Strengthening the Weakest Link

It does organizations no good to build a massive cyber security fortress composed of firewalls, intrusion detection and event management systems, spam filters, access control protocols, data encryption, strong password requirements and two-factor authentication, only to leave the IoT back door unlocked and wide open to anyone skulking past.

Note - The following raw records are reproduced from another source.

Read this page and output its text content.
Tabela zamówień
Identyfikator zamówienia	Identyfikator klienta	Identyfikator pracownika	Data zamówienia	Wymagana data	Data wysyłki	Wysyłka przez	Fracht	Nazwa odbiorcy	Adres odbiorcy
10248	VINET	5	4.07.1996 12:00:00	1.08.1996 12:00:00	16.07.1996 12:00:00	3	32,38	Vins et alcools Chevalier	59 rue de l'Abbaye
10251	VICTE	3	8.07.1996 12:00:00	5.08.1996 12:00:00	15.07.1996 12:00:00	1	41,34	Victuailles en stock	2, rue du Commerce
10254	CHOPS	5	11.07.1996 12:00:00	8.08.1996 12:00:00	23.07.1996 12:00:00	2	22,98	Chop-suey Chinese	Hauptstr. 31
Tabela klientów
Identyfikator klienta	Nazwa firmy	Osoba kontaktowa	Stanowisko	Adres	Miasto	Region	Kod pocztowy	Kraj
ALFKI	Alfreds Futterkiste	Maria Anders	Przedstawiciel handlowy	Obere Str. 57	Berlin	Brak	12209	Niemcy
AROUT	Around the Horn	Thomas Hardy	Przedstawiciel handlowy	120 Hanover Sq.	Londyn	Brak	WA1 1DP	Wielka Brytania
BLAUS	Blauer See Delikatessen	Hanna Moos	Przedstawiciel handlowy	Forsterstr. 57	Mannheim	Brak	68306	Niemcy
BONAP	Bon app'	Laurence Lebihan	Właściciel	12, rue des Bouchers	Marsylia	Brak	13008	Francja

IoT breaches pose serious threats to a company’s reputation and its entire operations. Attackers who compromise IoT devices can cause all sorts of mayhem – not just stealing data, but potentially shutting down factories, damaging equipment, blacking out utility grids, or even introducing subtle manufacturing defects into sophisticated products that can lead to expensive recalls months or years in the future.

Given all these threats, organizations should place a high-priority on strengthening the weakest link in their security chain by taking all the necessary steps to harden their IoT defenses before hackers strike again. Also there should be a strong demand made on governments to issue security and safety standards for all IoT systems and ask manufacturers to build security by design in their IoT products.